The Republic of Angola is a country located in Southern Africa that borders the Democratic Republic of Congo, Namibia, Zambia, and the Atlantic Ocean. Angola is the seventh largest country in Africa whose capital city is Luanda. The president of Angola is both the head of state and head of government after their constitution abolished the post of the prime minister. The president of Angola has all the executive authority as well as an extent of legislative powers meaning the president of Angola can govern the country by decree. Angola's presidential position dates back to when Angola got its independence in 1975.

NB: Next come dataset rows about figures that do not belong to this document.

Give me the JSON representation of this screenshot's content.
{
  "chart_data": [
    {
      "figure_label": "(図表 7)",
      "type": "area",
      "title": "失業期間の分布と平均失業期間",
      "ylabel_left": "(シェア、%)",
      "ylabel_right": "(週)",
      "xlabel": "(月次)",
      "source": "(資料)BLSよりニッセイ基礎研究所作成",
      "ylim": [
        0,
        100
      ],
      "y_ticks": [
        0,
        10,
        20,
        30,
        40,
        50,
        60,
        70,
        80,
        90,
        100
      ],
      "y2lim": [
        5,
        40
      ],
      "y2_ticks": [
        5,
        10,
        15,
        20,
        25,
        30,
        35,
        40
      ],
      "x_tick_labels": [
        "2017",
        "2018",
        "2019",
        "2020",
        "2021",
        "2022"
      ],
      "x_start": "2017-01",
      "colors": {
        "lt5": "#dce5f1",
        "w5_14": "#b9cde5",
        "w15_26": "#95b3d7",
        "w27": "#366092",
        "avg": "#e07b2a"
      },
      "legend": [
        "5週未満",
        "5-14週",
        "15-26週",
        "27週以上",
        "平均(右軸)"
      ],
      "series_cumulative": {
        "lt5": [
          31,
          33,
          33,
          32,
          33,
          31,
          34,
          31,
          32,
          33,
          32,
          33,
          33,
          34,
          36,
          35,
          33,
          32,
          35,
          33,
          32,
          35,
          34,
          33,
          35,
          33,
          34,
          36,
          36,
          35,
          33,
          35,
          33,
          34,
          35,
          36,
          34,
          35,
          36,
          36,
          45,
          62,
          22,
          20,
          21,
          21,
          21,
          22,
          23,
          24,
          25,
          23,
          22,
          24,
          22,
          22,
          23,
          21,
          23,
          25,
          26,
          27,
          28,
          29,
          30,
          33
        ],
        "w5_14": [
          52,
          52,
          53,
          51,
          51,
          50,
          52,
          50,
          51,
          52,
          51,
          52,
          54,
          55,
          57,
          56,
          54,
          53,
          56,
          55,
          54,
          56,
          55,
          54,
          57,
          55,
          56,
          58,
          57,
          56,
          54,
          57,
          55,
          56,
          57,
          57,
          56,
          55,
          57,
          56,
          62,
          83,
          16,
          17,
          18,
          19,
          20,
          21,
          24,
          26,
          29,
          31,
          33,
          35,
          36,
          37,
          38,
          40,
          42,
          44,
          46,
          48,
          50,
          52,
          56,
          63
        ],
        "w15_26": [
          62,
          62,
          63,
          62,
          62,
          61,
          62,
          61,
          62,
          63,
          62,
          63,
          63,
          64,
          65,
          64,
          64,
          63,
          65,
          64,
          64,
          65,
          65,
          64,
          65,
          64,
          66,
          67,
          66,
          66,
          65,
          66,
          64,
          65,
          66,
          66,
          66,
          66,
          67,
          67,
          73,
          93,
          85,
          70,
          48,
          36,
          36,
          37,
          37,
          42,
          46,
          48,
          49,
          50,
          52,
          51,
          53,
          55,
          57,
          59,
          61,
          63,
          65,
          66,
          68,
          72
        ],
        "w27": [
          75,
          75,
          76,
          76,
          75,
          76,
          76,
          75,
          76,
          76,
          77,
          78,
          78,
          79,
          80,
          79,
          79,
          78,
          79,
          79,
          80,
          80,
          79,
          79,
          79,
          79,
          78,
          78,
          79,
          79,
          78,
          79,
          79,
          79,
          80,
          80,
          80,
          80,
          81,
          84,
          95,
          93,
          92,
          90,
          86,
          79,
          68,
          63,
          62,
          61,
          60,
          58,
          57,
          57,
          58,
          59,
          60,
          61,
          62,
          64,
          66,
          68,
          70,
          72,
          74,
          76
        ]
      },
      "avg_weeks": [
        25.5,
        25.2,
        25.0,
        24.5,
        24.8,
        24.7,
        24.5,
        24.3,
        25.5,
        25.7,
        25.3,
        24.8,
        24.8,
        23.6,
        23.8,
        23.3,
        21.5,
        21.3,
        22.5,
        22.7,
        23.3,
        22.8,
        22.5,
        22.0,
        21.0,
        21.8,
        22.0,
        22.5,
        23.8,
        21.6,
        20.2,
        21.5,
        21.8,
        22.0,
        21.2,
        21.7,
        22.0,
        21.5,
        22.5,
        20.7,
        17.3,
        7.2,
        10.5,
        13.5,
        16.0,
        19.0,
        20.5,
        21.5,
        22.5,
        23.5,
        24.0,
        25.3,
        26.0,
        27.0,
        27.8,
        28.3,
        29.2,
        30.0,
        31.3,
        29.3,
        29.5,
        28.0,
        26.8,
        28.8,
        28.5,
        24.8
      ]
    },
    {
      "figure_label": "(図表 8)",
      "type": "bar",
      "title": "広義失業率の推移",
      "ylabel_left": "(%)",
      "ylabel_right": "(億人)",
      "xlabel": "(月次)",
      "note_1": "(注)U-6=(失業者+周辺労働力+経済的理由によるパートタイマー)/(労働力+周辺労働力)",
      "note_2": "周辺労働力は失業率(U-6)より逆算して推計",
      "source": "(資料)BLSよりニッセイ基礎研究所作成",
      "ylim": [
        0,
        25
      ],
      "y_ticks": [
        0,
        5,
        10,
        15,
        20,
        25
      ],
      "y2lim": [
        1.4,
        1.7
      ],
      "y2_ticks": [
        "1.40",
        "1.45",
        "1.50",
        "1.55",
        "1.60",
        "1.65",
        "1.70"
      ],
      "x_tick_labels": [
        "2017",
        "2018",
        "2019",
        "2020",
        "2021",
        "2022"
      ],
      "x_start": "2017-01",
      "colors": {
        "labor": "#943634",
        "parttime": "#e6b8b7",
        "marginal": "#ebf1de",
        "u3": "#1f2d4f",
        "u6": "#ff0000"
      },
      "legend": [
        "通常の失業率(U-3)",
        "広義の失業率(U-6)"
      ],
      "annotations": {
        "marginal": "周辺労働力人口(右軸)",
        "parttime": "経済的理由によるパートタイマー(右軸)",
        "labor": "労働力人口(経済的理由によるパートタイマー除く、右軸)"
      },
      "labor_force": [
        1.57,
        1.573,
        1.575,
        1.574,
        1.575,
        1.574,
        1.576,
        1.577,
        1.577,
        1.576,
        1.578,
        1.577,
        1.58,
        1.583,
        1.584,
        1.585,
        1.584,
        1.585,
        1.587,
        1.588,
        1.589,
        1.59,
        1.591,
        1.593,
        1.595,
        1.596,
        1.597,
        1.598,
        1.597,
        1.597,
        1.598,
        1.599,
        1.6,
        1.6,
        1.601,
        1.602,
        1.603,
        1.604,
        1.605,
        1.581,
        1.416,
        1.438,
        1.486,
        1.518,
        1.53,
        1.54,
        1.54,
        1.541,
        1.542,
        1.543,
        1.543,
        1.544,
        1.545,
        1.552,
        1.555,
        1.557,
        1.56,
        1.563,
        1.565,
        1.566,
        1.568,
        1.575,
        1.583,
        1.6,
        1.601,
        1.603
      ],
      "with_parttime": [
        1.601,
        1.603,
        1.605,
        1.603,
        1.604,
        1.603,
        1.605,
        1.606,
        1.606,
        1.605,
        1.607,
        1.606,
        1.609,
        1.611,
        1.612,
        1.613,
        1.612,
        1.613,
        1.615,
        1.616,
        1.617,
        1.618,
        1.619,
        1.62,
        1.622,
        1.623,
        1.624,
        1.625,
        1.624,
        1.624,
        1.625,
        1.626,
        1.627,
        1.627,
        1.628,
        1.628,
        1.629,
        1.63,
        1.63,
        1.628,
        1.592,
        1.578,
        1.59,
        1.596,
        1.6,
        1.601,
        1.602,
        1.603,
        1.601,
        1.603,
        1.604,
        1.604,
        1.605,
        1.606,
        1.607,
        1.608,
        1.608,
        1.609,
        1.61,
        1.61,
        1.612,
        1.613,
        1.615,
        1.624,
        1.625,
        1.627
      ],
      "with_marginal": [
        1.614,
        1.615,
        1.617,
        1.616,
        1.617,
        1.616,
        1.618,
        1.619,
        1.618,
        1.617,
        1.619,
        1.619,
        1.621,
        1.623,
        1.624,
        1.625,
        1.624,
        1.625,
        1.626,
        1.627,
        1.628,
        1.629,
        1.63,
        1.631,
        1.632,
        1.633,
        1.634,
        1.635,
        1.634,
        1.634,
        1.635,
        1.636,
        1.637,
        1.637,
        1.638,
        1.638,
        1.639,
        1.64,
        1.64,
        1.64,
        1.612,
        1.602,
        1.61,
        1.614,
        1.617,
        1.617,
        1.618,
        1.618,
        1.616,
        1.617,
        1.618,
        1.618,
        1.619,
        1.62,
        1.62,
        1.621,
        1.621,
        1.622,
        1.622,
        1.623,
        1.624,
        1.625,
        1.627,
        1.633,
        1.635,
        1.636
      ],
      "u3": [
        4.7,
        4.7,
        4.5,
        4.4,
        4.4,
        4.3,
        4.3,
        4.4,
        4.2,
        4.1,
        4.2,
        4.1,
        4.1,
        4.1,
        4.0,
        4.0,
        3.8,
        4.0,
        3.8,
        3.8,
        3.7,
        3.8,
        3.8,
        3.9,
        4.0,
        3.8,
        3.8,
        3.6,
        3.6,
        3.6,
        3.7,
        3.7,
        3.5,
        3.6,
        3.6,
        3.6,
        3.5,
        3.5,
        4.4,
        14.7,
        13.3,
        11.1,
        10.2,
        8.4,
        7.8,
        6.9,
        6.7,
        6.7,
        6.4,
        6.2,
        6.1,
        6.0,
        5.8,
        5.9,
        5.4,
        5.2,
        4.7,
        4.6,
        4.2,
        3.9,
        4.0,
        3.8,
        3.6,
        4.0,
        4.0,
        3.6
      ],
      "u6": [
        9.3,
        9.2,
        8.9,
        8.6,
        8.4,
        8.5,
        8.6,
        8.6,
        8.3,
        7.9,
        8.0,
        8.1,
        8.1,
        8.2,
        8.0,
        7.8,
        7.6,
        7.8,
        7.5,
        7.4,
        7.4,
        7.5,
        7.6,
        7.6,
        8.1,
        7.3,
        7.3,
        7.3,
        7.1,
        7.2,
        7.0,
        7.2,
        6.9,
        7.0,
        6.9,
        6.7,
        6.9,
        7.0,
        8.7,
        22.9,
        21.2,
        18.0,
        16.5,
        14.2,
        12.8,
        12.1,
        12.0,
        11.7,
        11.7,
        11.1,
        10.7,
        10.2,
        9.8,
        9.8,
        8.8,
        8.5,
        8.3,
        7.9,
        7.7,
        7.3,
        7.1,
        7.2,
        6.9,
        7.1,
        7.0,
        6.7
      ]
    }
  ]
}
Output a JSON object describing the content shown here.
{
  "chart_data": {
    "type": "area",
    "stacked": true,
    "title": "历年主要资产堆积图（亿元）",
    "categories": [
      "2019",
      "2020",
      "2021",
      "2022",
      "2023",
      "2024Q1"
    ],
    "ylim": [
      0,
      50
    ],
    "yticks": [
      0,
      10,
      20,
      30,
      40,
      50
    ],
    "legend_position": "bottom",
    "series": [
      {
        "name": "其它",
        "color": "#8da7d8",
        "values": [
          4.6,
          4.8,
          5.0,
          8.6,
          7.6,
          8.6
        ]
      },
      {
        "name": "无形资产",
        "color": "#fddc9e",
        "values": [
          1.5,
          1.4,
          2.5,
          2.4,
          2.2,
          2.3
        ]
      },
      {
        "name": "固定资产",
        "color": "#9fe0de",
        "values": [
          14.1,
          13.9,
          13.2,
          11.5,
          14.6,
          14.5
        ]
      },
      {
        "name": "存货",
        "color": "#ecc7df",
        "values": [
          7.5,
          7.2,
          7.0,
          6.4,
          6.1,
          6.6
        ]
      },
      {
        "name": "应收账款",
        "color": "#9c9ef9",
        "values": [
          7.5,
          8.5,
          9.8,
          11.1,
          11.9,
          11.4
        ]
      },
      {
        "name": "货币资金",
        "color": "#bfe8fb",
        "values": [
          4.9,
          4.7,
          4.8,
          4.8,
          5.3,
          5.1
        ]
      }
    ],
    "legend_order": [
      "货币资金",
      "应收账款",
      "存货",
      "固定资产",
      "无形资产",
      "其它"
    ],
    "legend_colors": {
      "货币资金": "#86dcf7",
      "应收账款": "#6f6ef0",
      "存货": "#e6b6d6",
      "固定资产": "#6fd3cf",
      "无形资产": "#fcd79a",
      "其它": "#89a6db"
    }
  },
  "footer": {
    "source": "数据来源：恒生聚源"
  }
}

Presidents Of Angola Since 1975
Agostinho Neto 1975-1979
Antonio Agostinho Neto was Angola's first president, and he came to power after his then Marxist Popular Movement for the Liberation of Angola won over control of the country from Portugal. He was the president of Angola from 1975 until his death in 1979 after he fought for colonial liberation and independence from 1961 to 1974.
José Eduardo dos Santos From 1979
Jose Eduardo dos Santos was born on August 28, 1942, and was the president of Angola from 1979 to 2017.
João Louenço is the incumbent president of Angola. He was born in 1954 in the town of Lobito in Angola. His ruling political party is the People's Movement for the Liberation of Angola.
Political Instability in Angola
Angola has a tumultuous political history. While the country was a Portuguese colony, many of the country's inhabitants once were sold to Brazil as enslaved people. Following this, it plunged into a 14-year guerrilla war. There was also a civil war of main ethnic groups lasting 16 years and finally a peace agreement was reached. The 1991 elections were disputed and renewed conflict was rekindled 18 months later. The civil war in Angola lasted 27 years and peace was reached in 2002. The country has been ravaged with war with numerous landmines plated across the country. Although Angola is an oil rich country, it is one of the poorest countries in the world with a life expectancy of 40 years, the lowest in Africa.